We present our latest exhibition with select works that we believe are well suited for interior spaces. The artists include Nona Hershey, Lauren Ewing, Jefferson Hayman, Jason Rohlf, and Joel Janowitz. We have a selection of large scale installation sculptures that play with light within a larger space, as well as smaller scale paintings and mixed media works. We have included some background information on the artists as well.

NONA HERSHEY presents new works on paper. In this series, Hershey continues her years-long relationship with clouds as a subject, also continuing to dissemble and reorganize ways that we expect to approach, digest and remember images. By employing the long-standing premise that we approach works of art with many possibilities and then edit and filter until we decipher one primary, knowable (and explainable) aura-based experience she offers a familiar and grounded starting point for viewers to encounter her work. But then the conversation expands. Hershey also knows that looking and understanding just one way are constructs, useful for the sake of efficiency, politics and in service of the absolute. Art, objects and human lives have many voices, endless ways to be seen and could even be said to have been made by infinite hands with each artist working as an avatar for her time, place and generation. Certainly, there are many eyes, seen and unseen on virtually all components of material culture today.

LAUREN EWING is a sculptor and installation artist who also creates drawings, prints and photographs. Her art addresses the vast construct of material culture in relation to memory, desire and language. Many of her sculptures and installations are polyvocal simultaneously using image, object, space and unique electronic texts that are thematically provocative and richly poetic. There are 3 forests in each Deep Forest… a duotone image of a forest at dusk, silhouettes from Joan Mitchell’s 1992 drawing “Trees 111” and coal dust from ancient forests buried deep in the earth. When we burn coal to illuminate our lives and extend our powers we are burning three hundred million year old trees. As you walk by each Deep Forest…, firefly chandeliers appear and disappear drawing the eye beyond the silhouettes and into the forest. Fireflies are the most efficient producers of light in the world and they signal to one another for love and friendship in the dark. The idea of the minor lights of desiring beings coming together to make something of beauty, larger than themselves, is the power of poetic impossibility. Their minuscule beauty serves as a poetic counterforce to the artificial brilliance of empire that fills our screens day and night.

JEFFERSON HAYMAN works with the themes of nostalgia, resonance, common symbols and memory. He lives and works in Tappan, NY a small town located minutes outside of Manhattan and filled with the history of the American War of Independence. From his training and environment Hayman has forged an individual visual sensibility. His photographs are handcrafted silver gelatin, platinum and archival pigment prints that seem historically timeless, captured with a delicacy of tone that harks back to the highest traditions of graphic art. The works are then paired with antique or artist made frames which place each piece into the realm of unique statements. His work can be found in many private and public collections, most notably The Museum of Modern Art Library, The New York Public Library, President Bill Clinton, Robert DeNiro, The Boston Athenaeum and Ralph Lauren.

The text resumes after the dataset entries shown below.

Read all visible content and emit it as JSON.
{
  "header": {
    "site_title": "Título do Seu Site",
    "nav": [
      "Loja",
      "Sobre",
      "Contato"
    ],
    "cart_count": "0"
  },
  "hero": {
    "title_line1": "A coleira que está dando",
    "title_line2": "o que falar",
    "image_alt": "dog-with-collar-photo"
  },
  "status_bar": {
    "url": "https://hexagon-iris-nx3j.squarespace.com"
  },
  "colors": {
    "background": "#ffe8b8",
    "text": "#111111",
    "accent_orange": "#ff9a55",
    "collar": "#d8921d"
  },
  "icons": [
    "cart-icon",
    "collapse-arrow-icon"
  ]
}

JASON ROHLF makes vibrant and textured acrylic and collage paintings. Layers are painted over and over again; the final result hints at a hidden history as traces of previous layers are revealed as texture. City streets, digital media, and maps have been important influences of Rohlf’s work. Projects include a collaboration with Oehme Graphics where he created the “Field Guides Print Project” that included a suite of unique monotypes and solar plate editions, and most recently a screenprinted edition for Folioleaf. His current project, ‘The Shop Rag Project’ will be featured in August 2018 at the gallery.

Originally from Milwaukee, Rohlf moved to Brooklyn in 1999. He was exhibited his work across the United States, created a public installation for the MTA, and has lectured for the Pratt Institute, Bowling Green University and Lawrence University among others. He is the recipient of the Sam and Adelle Golden Foundation for the Arts Artist in Residency.

JOEL JANOWITZ received his undergraduate degree from Brandeis University, and his MFA in Painting from the University of California, Santa Barbara. He taught at the School of the Museum of Fine Arts, Boston from 1994-2000, at Wellesley College from 2003-2010, and at the Mass College of Art/low residency MFA program from 2006-2010. In 2008 he received his third individual Artist’s Fellowship from the state of MA. Earlier in his career he twice received artist’s grants from the National Endowment for the Arts. Joel Janowitz has exhibited both nationally and internationally. His work has been collected by numerous museums including the Whitney Museum of American Art, the Minneapolis Institute of Art, the Museum of Fine Arts, Boston, and the Fogg Museum, Harvard. In 2010 his work was included at Changing Soil : Contemporary Landscape Painting at the Nagoya/Boston Museum of Fine Arts in Nagoya, Japan.